The day every child waits for all year long has come. It’s Christmas-time!

Malta is strongly religious country, so all the decorations and traditions are followed by every Maltese family. But Malta is full of non-Maltese residents and I think that’s one of the special beauties of this island. There are people living here from different countries, continents with different languages and very interesting habits and traditions. I think it’s pretty nice to face and take a look into a different world who is actually just your neighbor.

Most people in the island are Catholics, which brings us all the Catholic religion’s traditions. In Malta there are more than 300 churches, which are all full on 24th December. On Christmas Eve going for the Midnight Mass is almost inevitable, where a child is doing the preaching of the sermon instead of the priest. This is one Maltese tradition called “the preaching of the child”. A boy or a girl, aged 7-10, tells a story of the birth of Jesus and giving the sermon an extra emotional personal delivery.

Due to religion all the churches are decorated not only with lights but nativity cribs. Cribs all around the island are main feature of Maltese Christmas. Cribs are decorated with figurines of Joseph, Mary and the baby Jesus together with the animals and the three Kings. Cribs can be seen in public places, but also Maltese houses are often decorated with it. Crib viewing is an important Maltese occupation.

What is really unmissable habit no matter where you are is the eating part of Christmas. Family and/or friends gathering and spending time together, which means eating and drinking all day. The Maltese Christmas menu consists of turkey, pudding, mince pies. The local Christmas dessert is the honey rings and the Italian Panettone is quite common as well. Usually this family event is happening on 25th December, here in Malta that is the only official public holiday. But also this is the day what they celebrate with eating for a whole week in one day. The 26th December is unfortunately not a public holiday here (which is very surprising for me) and it is called Boxing day (more about this next time).

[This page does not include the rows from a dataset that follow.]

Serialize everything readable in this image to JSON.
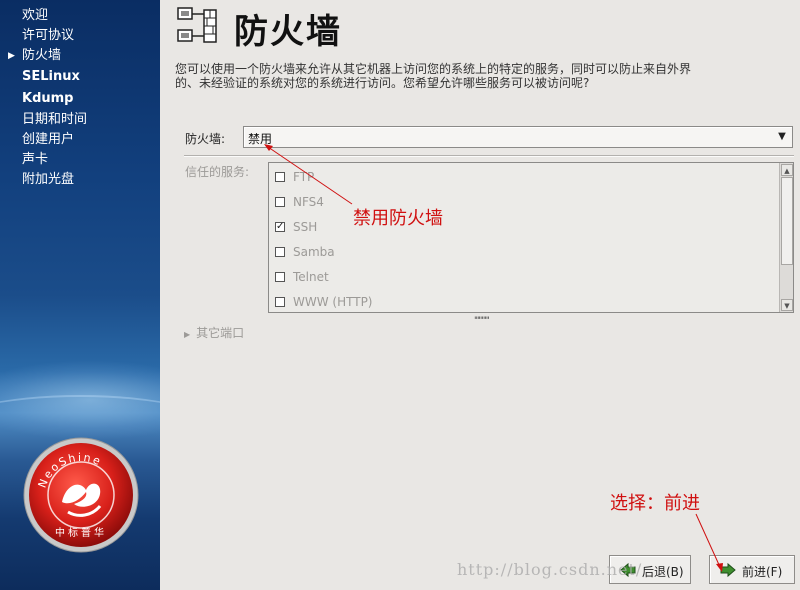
{
  "sidebar": {
    "items": [
      {
        "label": "欢迎",
        "current": false,
        "bold": false
      },
      {
        "label": "许可协议",
        "current": false,
        "bold": false
      },
      {
        "label": "防火墙",
        "current": true,
        "bold": false
      },
      {
        "label": "SELinux",
        "current": false,
        "bold": true
      },
      {
        "label": "Kdump",
        "current": false,
        "bold": true
      },
      {
        "label": "日期和时间",
        "current": false,
        "bold": false
      },
      {
        "label": "创建用户",
        "current": false,
        "bold": false
      },
      {
        "label": "声卡",
        "current": false,
        "bold": false
      },
      {
        "label": "附加光盘",
        "current": false,
        "bold": false
      }
    ],
    "logo": {
      "text_top": "NeoShine",
      "text_bottom": "中标普华",
      "icon": "neoshine-logo"
    }
  },
  "header": {
    "title": "防火墙",
    "icon": "firewall-icon"
  },
  "description": "您可以使用一个防火墙来允许从其它机器上访问您的系统上的特定的服务，同时可以防止来自外界的、未经验证的系统对您的系统进行访问。您希望允许哪些服务可以被访问呢?",
  "firewall": {
    "label": "防火墙:",
    "value": "禁用"
  },
  "trusted_services": {
    "label": "信任的服务:",
    "items": [
      {
        "label": "FTP",
        "checked": false
      },
      {
        "label": "NFS4",
        "checked": false
      },
      {
        "label": "SSH",
        "checked": true
      },
      {
        "label": "Samba",
        "checked": false
      },
      {
        "label": "Telnet",
        "checked": false
      },
      {
        "label": "WWW (HTTP)",
        "checked": false
      }
    ]
  },
  "other_ports": {
    "label": "其它端口"
  },
  "buttons": {
    "back": "后退(B)",
    "next": "前进(F)"
  },
  "annotations": {
    "disable_firewall": "禁用防火墙",
    "select_next": "选择：前进"
  },
  "watermark": "http://blog.csdn.net/",
  "colors": {
    "sidebar": "#12407e",
    "annotation": "#d01010",
    "disabled_text": "#9c9a97"
  }
}
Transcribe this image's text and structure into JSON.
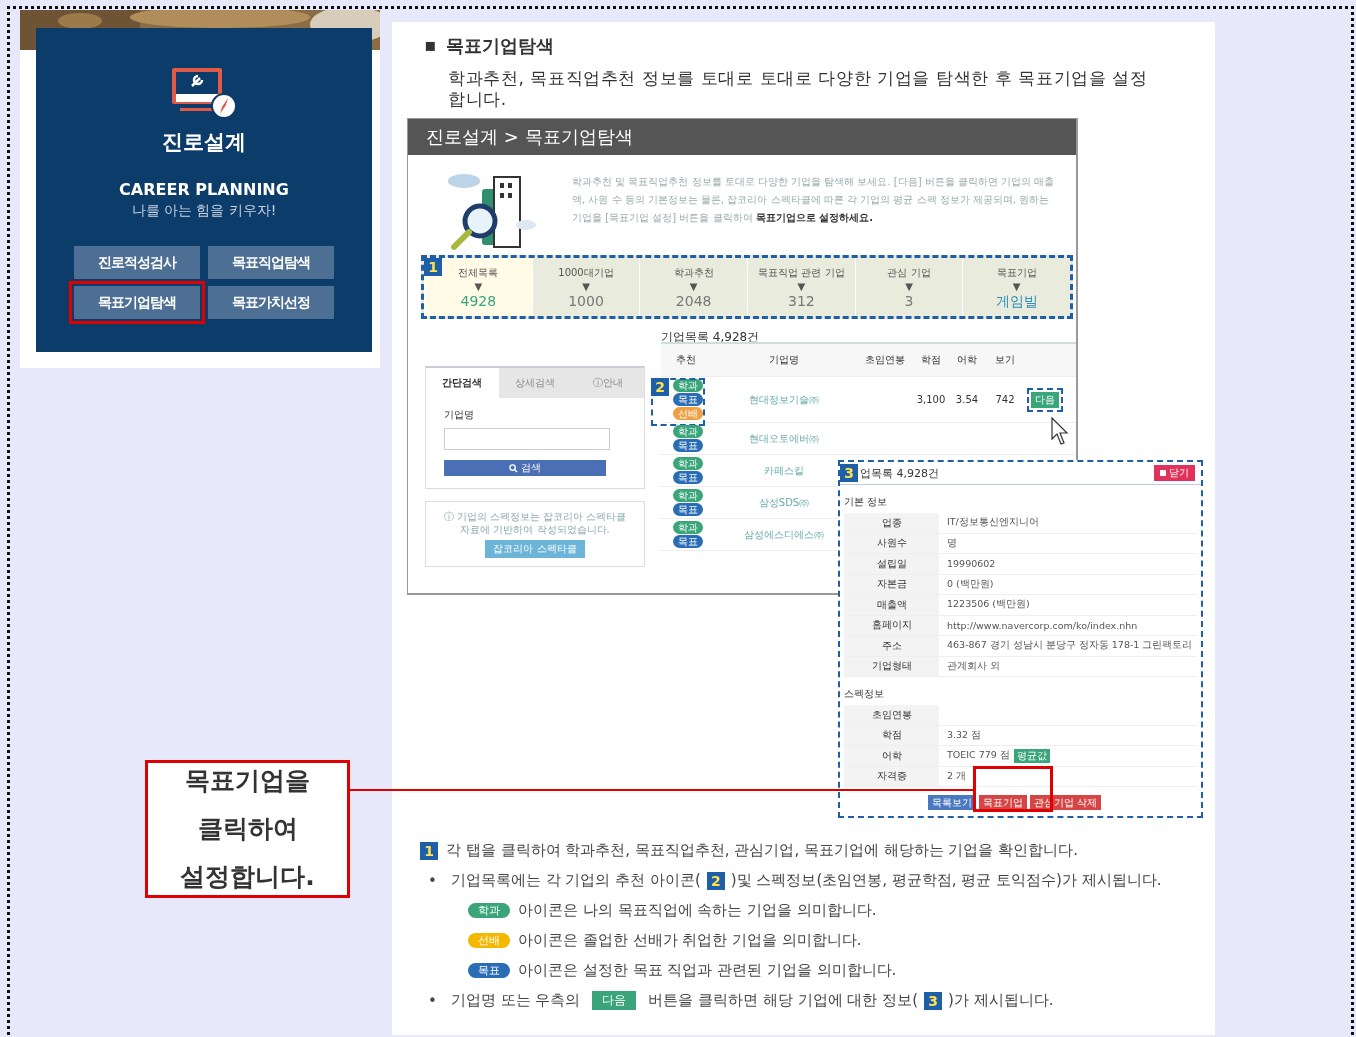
{
  "sidebar_card": {
    "title": "진로설계",
    "subtitle": "CAREER PLANNING",
    "slogan": "나를 아는 힘을 키우자!",
    "buttons": [
      {
        "label": "진로적성검사",
        "highlighted": false
      },
      {
        "label": "목표직업탐색",
        "highlighted": false
      },
      {
        "label": "목표기업탐색",
        "highlighted": true
      },
      {
        "label": "목표가치선정",
        "highlighted": false
      }
    ]
  },
  "callout": {
    "text": "목표기업을 클릭하여 설정합니다."
  },
  "section": {
    "bullet": "▪",
    "heading": "목표기업탐색",
    "intro": "학과추천, 목표직업추천 정보를 토대로 토대로 다양한 기업을 탐색한 후 목표기업을 설정합니다."
  },
  "screenshot": {
    "breadcrumb": "진로설계 > 목표기업탐색",
    "description": "학과추천 및 목표직업추천 정보를 토대로 다양한 기업을 탐색해 보세요. [다음] 버튼을 클릭하면 기업의 매출액, 사원 수 등의 기본정보는 물론, 잡코리아 스펙타클에 따른 각 기업의 평균 스펙 정보가 제공되며, 원하는 기업을 [목표기업 설정] 버튼을 클릭하여",
    "description_bold": "목표기업으로 설정하세요.",
    "marker_1": "1",
    "stats": [
      {
        "label": "전체목록",
        "arrow": "▼",
        "value": "4928",
        "selected": true,
        "color": "#3aa57a"
      },
      {
        "label": "1000대기업",
        "arrow": "▼",
        "value": "1000",
        "selected": false,
        "color": "#777777"
      },
      {
        "label": "학과추천",
        "arrow": "▼",
        "value": "2048",
        "selected": false,
        "color": "#777777"
      },
      {
        "label": "목표직업 관련 기업",
        "arrow": "▼",
        "value": "312",
        "selected": false,
        "color": "#777777"
      },
      {
        "label": "관심 기업",
        "arrow": "▼",
        "value": "3",
        "selected": false,
        "color": "#777777"
      },
      {
        "label": "목표기업",
        "arrow": "▼",
        "value": "게임빌",
        "selected": false,
        "color": "#2a8fb8"
      }
    ],
    "list_title": "기업목록 4,928건",
    "search_tabs": [
      {
        "label": "간단검색",
        "selected": true
      },
      {
        "label": "상세검색",
        "selected": false
      },
      {
        "label": "ⓘ안내",
        "selected": false
      }
    ],
    "field_label": "기업명",
    "search_button": "검색",
    "notice": "ⓘ 기업의 스펙정보는 잡코리아 스펙타클 자료에 기반하여 작성되었습니다.",
    "notice_button": "잡코리아 스펙타클",
    "columns": [
      "추천",
      "기업명",
      "초임연봉",
      "학점",
      "어학",
      "보기"
    ],
    "marker_2": "2",
    "rows": [
      {
        "tags": [
          {
            "label": "학과",
            "color": "#3aa57a"
          },
          {
            "label": "목표",
            "color": "#2a6db5"
          },
          {
            "label": "선배",
            "color": "#f0a040"
          }
        ],
        "company": "현대정보기술㈜",
        "salary": "3,100",
        "gpa": "3.54",
        "lang": "742",
        "action": "다음"
      },
      {
        "tags": [
          {
            "label": "학과",
            "color": "#3aa57a"
          },
          {
            "label": "목표",
            "color": "#2a6db5"
          }
        ],
        "company": "현대오토에버㈜"
      },
      {
        "tags": [
          {
            "label": "학과",
            "color": "#3aa57a"
          },
          {
            "label": "목표",
            "color": "#2a6db5"
          }
        ],
        "company": "카페스킬"
      },
      {
        "tags": [
          {
            "label": "학과",
            "color": "#3aa57a"
          },
          {
            "label": "목표",
            "color": "#2a6db5"
          }
        ],
        "company": "삼성SDS㈜"
      },
      {
        "tags": [
          {
            "label": "학과",
            "color": "#3aa57a"
          },
          {
            "label": "목표",
            "color": "#2a6db5"
          }
        ],
        "company": "삼성에스디에스㈜"
      }
    ]
  },
  "detail_popup": {
    "marker": "3",
    "title": "업목록 4,928건",
    "close": "닫기",
    "basic_heading": "기본 정보",
    "basic": [
      {
        "label": "업종",
        "value": "IT/정보통신엔지니어"
      },
      {
        "label": "사원수",
        "value": "명"
      },
      {
        "label": "설립일",
        "value": "19990602"
      },
      {
        "label": "자본금",
        "value": "0 (백만원)"
      },
      {
        "label": "매출액",
        "value": "1223506 (백만원)"
      },
      {
        "label": "홈페이지",
        "value": "http://www.navercorp.com/ko/index.nhn"
      },
      {
        "label": "주소",
        "value": "463-867 경기 성남시 분당구 정자동 178-1 그린팩토리"
      },
      {
        "label": "기업형태",
        "value": "관계회사 외"
      }
    ],
    "spec_heading": "스펙정보",
    "spec": [
      {
        "label": "초임연봉"
      },
      {
        "label": "학점",
        "value": "3.32 점"
      },
      {
        "label": "어학",
        "value": "TOEIC 779 점",
        "badge": "평균값"
      },
      {
        "label": "자격증",
        "value": "2 개"
      }
    ],
    "buttons": [
      {
        "label": "목록보기",
        "color": "#4a78c0"
      },
      {
        "label": "목표기업",
        "color": "#d64545"
      },
      {
        "label": "관심기업 삭제",
        "color": "#d64545"
      }
    ]
  },
  "notes": [
    {
      "kind": "numbered",
      "parts": [
        {
          "kind": "marker",
          "text": "1"
        },
        {
          "kind": "text",
          "text": "각 탭을 클릭하여 학과추천, 목표직업추천, 관심기업, 목표기업에 해당하는 기업을 확인합니다."
        }
      ]
    },
    {
      "kind": "bullet",
      "bullet": "•",
      "parts": [
        {
          "kind": "text",
          "text": "기업목록에는 각 기업의 추천 아이콘("
        },
        {
          "kind": "marker",
          "text": "2"
        },
        {
          "kind": "text",
          "text": ")및 스펙정보(초임연봉, 평균학점, 평균 토익점수)가 제시됩니다."
        }
      ]
    },
    {
      "kind": "tag",
      "parts": [
        {
          "kind": "tag",
          "text": "학과",
          "color": "#3aa57a"
        },
        {
          "kind": "text",
          "text": "아이콘은 나의 목표직업에 속하는 기업을 의미합니다."
        }
      ]
    },
    {
      "kind": "tag",
      "parts": [
        {
          "kind": "tag",
          "text": "선배",
          "color": "#f5b800"
        },
        {
          "kind": "text",
          "text": "아이콘은 졸업한 선배가 취업한 기업을 의미합니다."
        }
      ]
    },
    {
      "kind": "tag",
      "parts": [
        {
          "kind": "tag",
          "text": "목표",
          "color": "#2a6db5"
        },
        {
          "kind": "text",
          "text": "아이콘은 설정한 목표 직업과 관련된 기업을 의미합니다."
        }
      ]
    },
    {
      "kind": "bullet",
      "bullet": "•",
      "parts": [
        {
          "kind": "text",
          "text": "기업명 또는 우측의"
        },
        {
          "kind": "button",
          "text": "다음"
        },
        {
          "kind": "text",
          "text": "버튼을 클릭하면 해당 기업에 대한 정보("
        },
        {
          "kind": "marker",
          "text": "3"
        },
        {
          "kind": "text",
          "text": ")가 제시됩니다."
        }
      ]
    }
  ]
}
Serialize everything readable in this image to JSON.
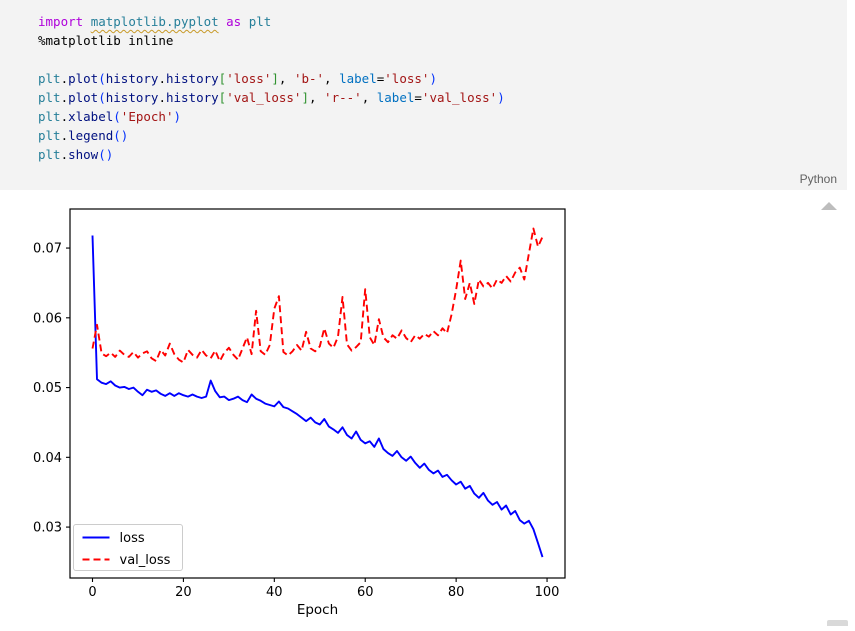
{
  "code_cell": {
    "language_label": "Python",
    "lines": [
      [
        {
          "t": "import",
          "c": "kw"
        },
        {
          "t": " "
        },
        {
          "t": "matplotlib.pyplot",
          "c": "mod",
          "u": true
        },
        {
          "t": " "
        },
        {
          "t": "as",
          "c": "kw"
        },
        {
          "t": " "
        },
        {
          "t": "plt",
          "c": "mod"
        }
      ],
      [
        {
          "t": "%matplotlib inline"
        }
      ],
      [],
      [
        {
          "t": "plt",
          "c": "mod"
        },
        {
          "t": "."
        },
        {
          "t": "plot",
          "c": "fn"
        },
        {
          "t": "(",
          "c": "br1"
        },
        {
          "t": "history",
          "c": "var"
        },
        {
          "t": "."
        },
        {
          "t": "history",
          "c": "var"
        },
        {
          "t": "[",
          "c": "br2"
        },
        {
          "t": "'loss'",
          "c": "str"
        },
        {
          "t": "]",
          "c": "br2"
        },
        {
          "t": ", "
        },
        {
          "t": "'b-'",
          "c": "str"
        },
        {
          "t": ", "
        },
        {
          "t": "label",
          "c": "param"
        },
        {
          "t": "="
        },
        {
          "t": "'loss'",
          "c": "str"
        },
        {
          "t": ")",
          "c": "br1"
        }
      ],
      [
        {
          "t": "plt",
          "c": "mod"
        },
        {
          "t": "."
        },
        {
          "t": "plot",
          "c": "fn"
        },
        {
          "t": "(",
          "c": "br1"
        },
        {
          "t": "history",
          "c": "var"
        },
        {
          "t": "."
        },
        {
          "t": "history",
          "c": "var"
        },
        {
          "t": "[",
          "c": "br2"
        },
        {
          "t": "'val_loss'",
          "c": "str"
        },
        {
          "t": "]",
          "c": "br2"
        },
        {
          "t": ", "
        },
        {
          "t": "'r--'",
          "c": "str"
        },
        {
          "t": ", "
        },
        {
          "t": "label",
          "c": "param"
        },
        {
          "t": "="
        },
        {
          "t": "'val_loss'",
          "c": "str"
        },
        {
          "t": ")",
          "c": "br1"
        }
      ],
      [
        {
          "t": "plt",
          "c": "mod"
        },
        {
          "t": "."
        },
        {
          "t": "xlabel",
          "c": "fn"
        },
        {
          "t": "(",
          "c": "br1"
        },
        {
          "t": "'Epoch'",
          "c": "str"
        },
        {
          "t": ")",
          "c": "br1"
        }
      ],
      [
        {
          "t": "plt",
          "c": "mod"
        },
        {
          "t": "."
        },
        {
          "t": "legend",
          "c": "fn"
        },
        {
          "t": "(",
          "c": "br1"
        },
        {
          "t": ")",
          "c": "br1"
        }
      ],
      [
        {
          "t": "plt",
          "c": "mod"
        },
        {
          "t": "."
        },
        {
          "t": "show",
          "c": "fn"
        },
        {
          "t": "(",
          "c": "br1"
        },
        {
          "t": ")",
          "c": "br1"
        }
      ]
    ]
  },
  "output": {
    "scroll_up_icon": "up-triangle",
    "scroll_down_icon": "partial-chip"
  },
  "chart_data": {
    "type": "line",
    "title": "",
    "xlabel": "Epoch",
    "ylabel": "",
    "x_start": 0,
    "x_step": 1,
    "xlim": [
      -4.95,
      103.95
    ],
    "ylim": [
      0.0227,
      0.0756
    ],
    "xticks": [
      0,
      20,
      40,
      60,
      80,
      100
    ],
    "yticks": [
      0.03,
      0.04,
      0.05,
      0.06,
      0.07
    ],
    "grid": false,
    "legend_position": "lower left",
    "series": [
      {
        "name": "loss",
        "color": "#0000ff",
        "line_style": "solid",
        "values": [
          0.0718,
          0.0512,
          0.0507,
          0.0505,
          0.0509,
          0.0503,
          0.05,
          0.0501,
          0.0498,
          0.05,
          0.0494,
          0.0489,
          0.0497,
          0.0494,
          0.0496,
          0.0491,
          0.0488,
          0.0492,
          0.0488,
          0.0492,
          0.0489,
          0.0487,
          0.049,
          0.0487,
          0.0485,
          0.0487,
          0.051,
          0.0495,
          0.0486,
          0.0487,
          0.0482,
          0.0484,
          0.0487,
          0.0482,
          0.0479,
          0.049,
          0.0484,
          0.0481,
          0.0477,
          0.0475,
          0.0473,
          0.048,
          0.0472,
          0.047,
          0.0466,
          0.0462,
          0.0457,
          0.0452,
          0.0457,
          0.045,
          0.0447,
          0.0455,
          0.0444,
          0.044,
          0.0435,
          0.0443,
          0.0432,
          0.0427,
          0.0437,
          0.0425,
          0.042,
          0.0423,
          0.0415,
          0.0427,
          0.0412,
          0.0406,
          0.0402,
          0.0409,
          0.04,
          0.0395,
          0.0401,
          0.0392,
          0.0385,
          0.0391,
          0.0382,
          0.0377,
          0.0381,
          0.0372,
          0.0375,
          0.0367,
          0.0361,
          0.0365,
          0.0355,
          0.0359,
          0.0348,
          0.0342,
          0.0349,
          0.0338,
          0.0332,
          0.0336,
          0.0325,
          0.0331,
          0.0318,
          0.0323,
          0.031,
          0.0305,
          0.0309,
          0.0297,
          0.0277,
          0.0257
        ]
      },
      {
        "name": "val_loss",
        "color": "#ff0000",
        "line_style": "dashed",
        "values": [
          0.0556,
          0.059,
          0.0549,
          0.0545,
          0.055,
          0.0544,
          0.0553,
          0.0547,
          0.0544,
          0.0551,
          0.0543,
          0.0549,
          0.0552,
          0.0542,
          0.0538,
          0.0554,
          0.0546,
          0.0563,
          0.0548,
          0.054,
          0.0536,
          0.0554,
          0.0547,
          0.0543,
          0.0554,
          0.0546,
          0.0542,
          0.0553,
          0.0538,
          0.055,
          0.0557,
          0.0547,
          0.054,
          0.0556,
          0.0572,
          0.0548,
          0.061,
          0.0552,
          0.0547,
          0.0561,
          0.0613,
          0.0631,
          0.0551,
          0.0546,
          0.0552,
          0.0561,
          0.0553,
          0.058,
          0.0556,
          0.0552,
          0.0559,
          0.0585,
          0.0563,
          0.0557,
          0.0573,
          0.063,
          0.0562,
          0.0553,
          0.0558,
          0.0565,
          0.0641,
          0.0572,
          0.0561,
          0.0598,
          0.0572,
          0.0565,
          0.0575,
          0.057,
          0.0582,
          0.0571,
          0.0565,
          0.0575,
          0.057,
          0.0577,
          0.0573,
          0.0581,
          0.0575,
          0.0585,
          0.0578,
          0.0605,
          0.064,
          0.0682,
          0.0627,
          0.065,
          0.062,
          0.0655,
          0.0645,
          0.065,
          0.0642,
          0.0655,
          0.065,
          0.066,
          0.0652,
          0.0665,
          0.0672,
          0.0655,
          0.0692,
          0.0728,
          0.0702,
          0.0716
        ]
      }
    ]
  }
}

But the good thing about having only one official Christmas holiday in Malta is the advantage of opening hours. In my country lot of shops, bars and restaurants are closed during Christmas time. Well, this can’t happen here. Except 25th December everything is open and you are more than welcome to visit. As I was going to and walking on the streets of Valletta yesterday, I didn’t even realized it’s already Christmas. Every shop opened for the last minute shoppers and every bar full of people for those who were already done with all the preparations or just finished at work.

In conclusion, Malta may not be the country with white Christmas with cold weather and lot of snow, but spending the holidays with pleasant 15- 20 degrees in the sun sounds pretty awesome as well.

Merry Christmas or let me translate: Il-Milied it-Tajjeb to everyone!